Der ukrainische Präsident Wolodymyr Selenskyj erklärte, die Ukraine sei bereit, russische Vertreter beim zweiten Friedensgipfel zu empfangen, und betonte die Wichtigkeit fortgesetzter diplomatischer Bemühungen zur Stabilisierung der Region. Er merkte zudem an, dass ein bis November zu erarbeitender Friedensplan als Grundlage für weitere Verhandlungen dienen werde.
Der ukrainische Siegesplan wird allen Ländern zugänglich gemacht. Russland sollte ihn einsehen und am zweiten Friedensgipfel teilnehmen.
Dies erklärte der ukrainische Präsident Wolodymyr Selenskyj bei einem Treffen mit Journalisten am 20. September.
„Wir haben erklärt, dass wir bereit sind, Russland beim zweiten Friedensgipfel zu empfangen, denn alle unsere Verbündeten, einschließlich unserer engsten Verbündeten, die an unserer Seite stehen und sich stets gegen die russische Aggression stellen, haben sich für die Teilnahme Russlands am zweiten Gipfel ausgesprochen. Denn Russland befindet sich im Krieg mit der Ukraine. Ohne die Einigung einer der beiden Seiten kann es kein Ende des Krieges geben“, sagte Selenskyj.
Seinen Angaben zufolge arbeitet die Ukraine derzeit aktiv an einem Siegesplan, dessen drei Punkte bereits ausgearbeitet wurden, und es haben bereits Online-Meetings stattgefunden.
„Es wird weitere Treffen geben, sowohl offline als auch online. Und wie wir Anfang November bereits sagten, wird der gesamte Plan fertig sein. Dies wird der Ausgangspunkt und die Grundlage für Gespräche mit Russland in jeglicher Form sein. In jeder Form, mit jedem seiner Vertreter, denn es wird einen Plan geben und etwas vorzuweisen haben.
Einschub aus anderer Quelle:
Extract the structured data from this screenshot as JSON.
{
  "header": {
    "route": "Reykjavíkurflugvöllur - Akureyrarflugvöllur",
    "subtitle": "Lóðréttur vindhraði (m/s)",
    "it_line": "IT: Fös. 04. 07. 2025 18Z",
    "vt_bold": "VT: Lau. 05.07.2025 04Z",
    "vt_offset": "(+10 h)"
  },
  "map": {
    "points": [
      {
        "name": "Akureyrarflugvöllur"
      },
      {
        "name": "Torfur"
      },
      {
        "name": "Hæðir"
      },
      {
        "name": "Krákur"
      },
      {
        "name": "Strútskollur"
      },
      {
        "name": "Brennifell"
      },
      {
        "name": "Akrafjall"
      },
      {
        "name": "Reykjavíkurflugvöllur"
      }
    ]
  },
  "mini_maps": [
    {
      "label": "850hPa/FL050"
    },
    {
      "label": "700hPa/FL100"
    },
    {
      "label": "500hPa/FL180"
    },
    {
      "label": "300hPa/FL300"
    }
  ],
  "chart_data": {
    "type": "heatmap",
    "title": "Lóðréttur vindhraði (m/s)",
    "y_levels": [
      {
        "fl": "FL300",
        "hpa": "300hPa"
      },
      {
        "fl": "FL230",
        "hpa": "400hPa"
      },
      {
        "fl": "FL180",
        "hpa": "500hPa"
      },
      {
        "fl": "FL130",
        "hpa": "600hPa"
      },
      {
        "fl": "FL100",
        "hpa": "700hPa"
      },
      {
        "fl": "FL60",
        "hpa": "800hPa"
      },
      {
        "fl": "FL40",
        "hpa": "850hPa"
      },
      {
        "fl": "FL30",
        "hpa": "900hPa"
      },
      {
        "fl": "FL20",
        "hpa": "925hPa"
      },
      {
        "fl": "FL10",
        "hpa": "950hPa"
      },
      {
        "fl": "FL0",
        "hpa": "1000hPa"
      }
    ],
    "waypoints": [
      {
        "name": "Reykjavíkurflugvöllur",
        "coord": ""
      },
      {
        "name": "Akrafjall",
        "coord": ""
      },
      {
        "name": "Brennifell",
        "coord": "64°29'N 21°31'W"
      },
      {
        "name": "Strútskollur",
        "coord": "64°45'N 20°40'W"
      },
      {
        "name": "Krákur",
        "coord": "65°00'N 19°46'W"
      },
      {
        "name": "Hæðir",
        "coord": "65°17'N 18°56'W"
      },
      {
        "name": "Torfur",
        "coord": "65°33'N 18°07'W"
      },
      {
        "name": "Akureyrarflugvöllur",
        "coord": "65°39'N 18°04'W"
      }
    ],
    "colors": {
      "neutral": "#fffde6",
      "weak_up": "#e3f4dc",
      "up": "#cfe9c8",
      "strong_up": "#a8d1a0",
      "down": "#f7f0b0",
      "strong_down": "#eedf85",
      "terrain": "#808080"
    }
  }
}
Wenn ihnen dieser nicht gefällt, wird ihre Reaktion auf die Details verständlich sein, und nicht nur die allgemeine Aussage: ‚Wir wollen nichts und werden den Krieg fortsetzen.‘ Obwohl ich glaube, dass genau das heute ihr Ziel ist: einfach weiterzumachen“, versicherte der Präsident.
Darüber hinaus merkte Selenskyj an, dass der Siegesplan schnelle und konkrete Schritte der strategischen Partner der Ukraine von jetzt an bis Ende Dezember vorsieht.
„Konkrete Maßnahmen hängen ausschließlich von unseren Partnern ab, und niemand wird mir erzählen, dass sie von der russischen Seite abhängen. Der Plan ist schlicht eine Brücke zum Friedensgipfel und zu jeder Phase der Kriegsbeendigung. Eine Brücke, die die Ukraine stärkt. Sie stärkt sie politisch, waffentechnisch und im Hinblick auf das Verständnis unserer Zukunft nach dem Krieg. Der Plan wird Präsident Biden, den US-Präsidentschaftskandidaten und allen anderen Partnern vorgelegt. Meiner Meinung nach wird der Plan für alle zugänglich sein, auch für die Gesellschaften in anderen Ländern. Und Russland sollte ihn sehen. Denn dieser Plan stärkt die Ukraine. Und Russland sollte davon wissen“, erklärte das Staatsoberhaupt.
Selenskyj beschrieb auch die Punkte, die im ukrainischen Siegesplan enthalten sind.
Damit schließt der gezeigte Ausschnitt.